We’ve been planning to make this move for some time. Our database had grown too large to hold in RAM on our previous server, and some queries were taking upwards of a minute to complete. That was unacceptable, so we began the process of building out a bigger server, with architecture improvements to allow us to scale more easily. The new server had been setup for about 6 days and was happily replicating our production data in real time. We had run almost all of our pre-migration tests, and we were planning to make the switch this week.
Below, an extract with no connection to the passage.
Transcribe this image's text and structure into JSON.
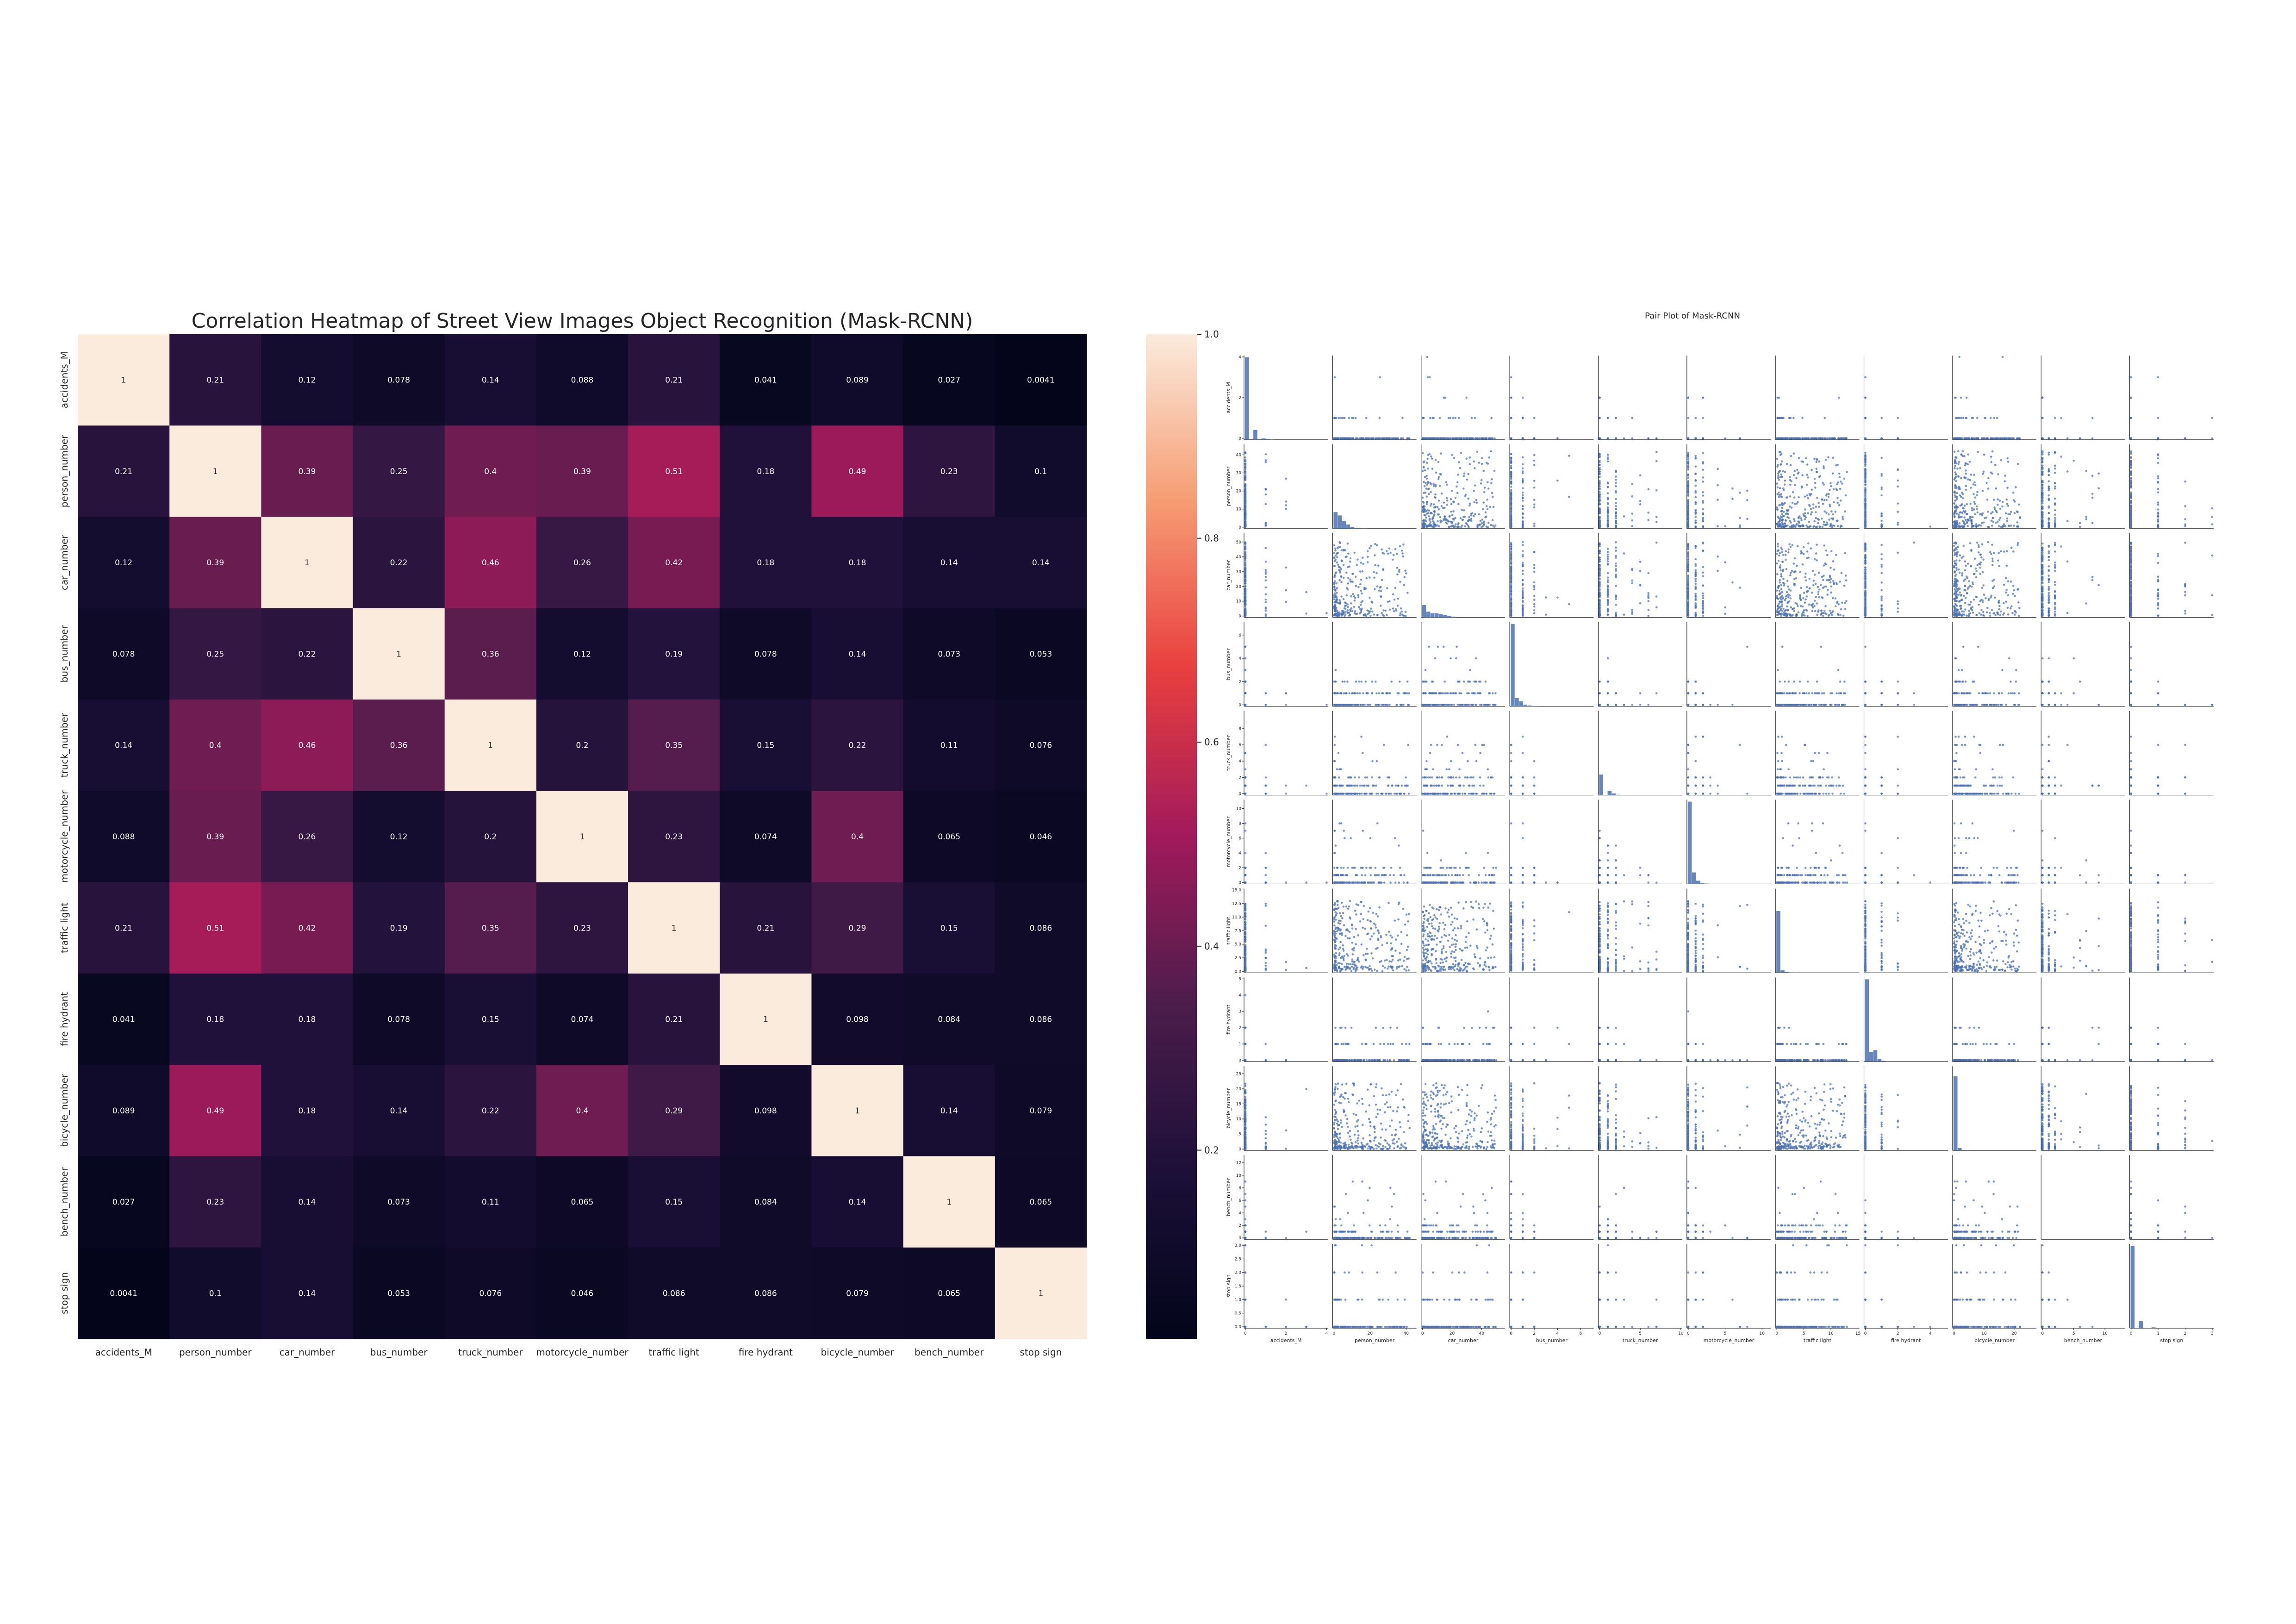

In the wee hours of Sunday morning EST, our hand was forced. Our old database server failed, and we were compelled to make the switch to the new server early. There were a couple glitches during the switchover that caused the database to be down longer than it should have been. For that we’re very sorry. I mentioned that we had run *almost* all of our tests. It turns out that the ones we hadn’t gotten to would have shown us a potential problem earlier.

In the end though, the cutover went smoothly, and we’re now up and running full steam on a vastly improved master server.
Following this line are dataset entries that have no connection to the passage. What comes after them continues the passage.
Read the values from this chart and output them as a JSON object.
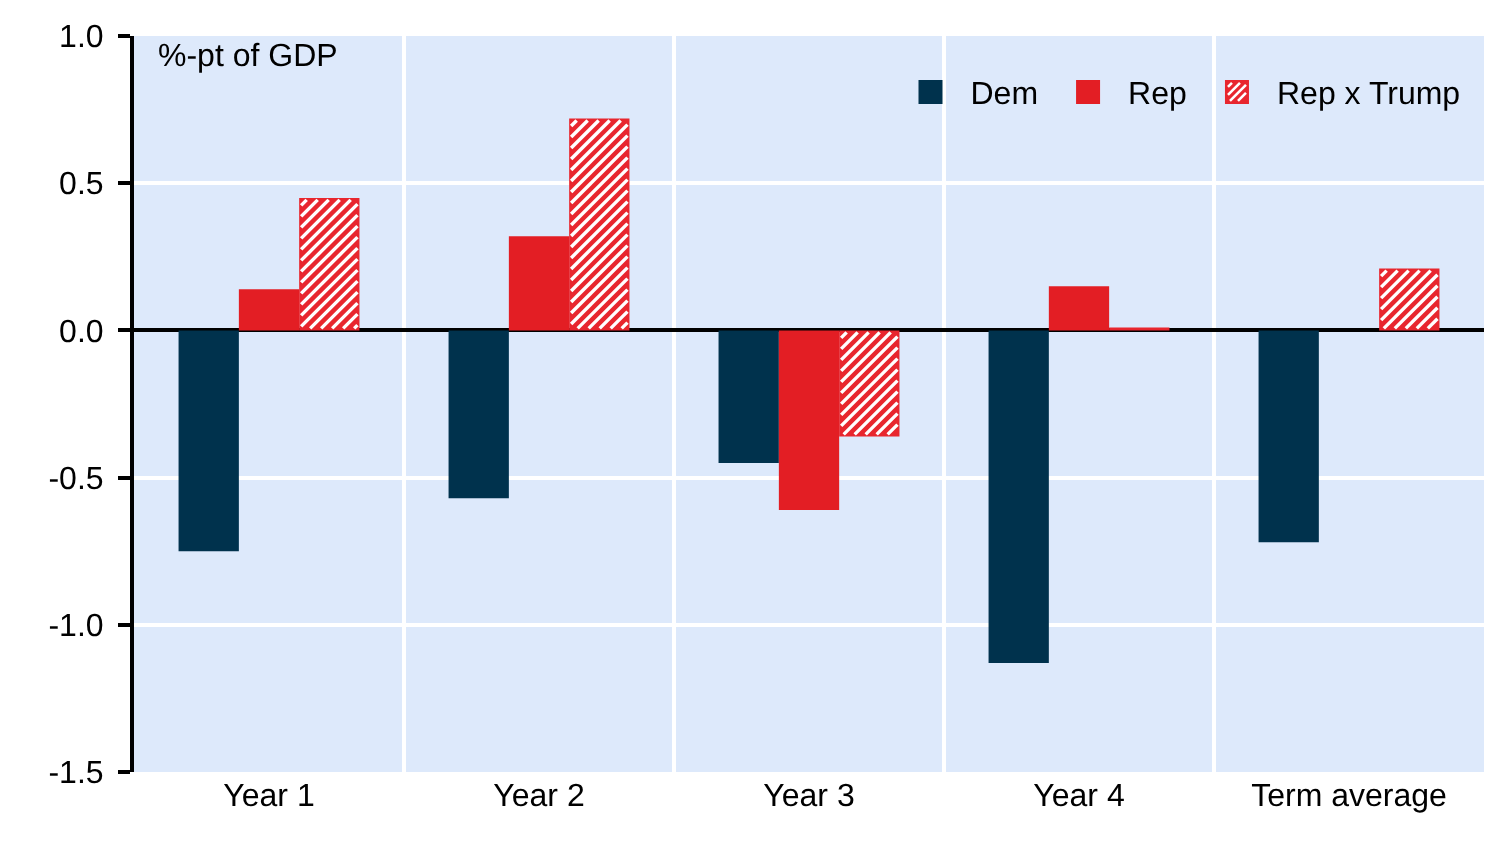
{
  "chart_data": {
    "type": "bar",
    "categories": [
      "Year 1",
      "Year 2",
      "Year 3",
      "Year 4",
      "Term average"
    ],
    "series": [
      {
        "name": "Dem",
        "color": "#00324d",
        "values": [
          -0.75,
          -0.57,
          -0.45,
          -1.13,
          -0.72
        ]
      },
      {
        "name": "Rep",
        "color": "#e31e24",
        "values": [
          0.14,
          0.32,
          -0.61,
          0.15,
          null
        ]
      },
      {
        "name": "Rep x Trump",
        "color": "#e8262e",
        "values": [
          0.45,
          0.72,
          -0.36,
          0.01,
          0.21
        ]
      }
    ],
    "ylim": [
      -1.5,
      1.0
    ],
    "yticks": [
      {
        "value": 1.0,
        "label": "1.0"
      },
      0.5,
      {
        "value": 0,
        "label": "0.0"
      },
      -0.5,
      {
        "value": -1.0,
        "label": "-1.0"
      },
      -1.5
    ],
    "annotations": [
      "%-pt of GDP"
    ],
    "grid": true,
    "legend": "top right"
  }
}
On the agenda this year is a project to improve our database layer. Today we have a single point of failure at the database. That’s obviously not ideal. Worst case scenario, we could again experience unplanned downtime of a couple of hours or more. But the potential downtime grows as the size of the database grows. We maintain at all times verified real-time replicated data on a passive slave to be ready for such a catastrophe. Our current architecture requires that human interaction take place to fail over to the slave server. We run tests to determine if there is data loss and point the app to the new database host. That process can take some time.

With the database layer improvement project, we will gain the benefit of increased hardware resources and an architecture that ideally eliminates the possibility of downtime caused by failure of a single database node. In other words, the database will no longer be a single point of failure. We’ll have more on this later.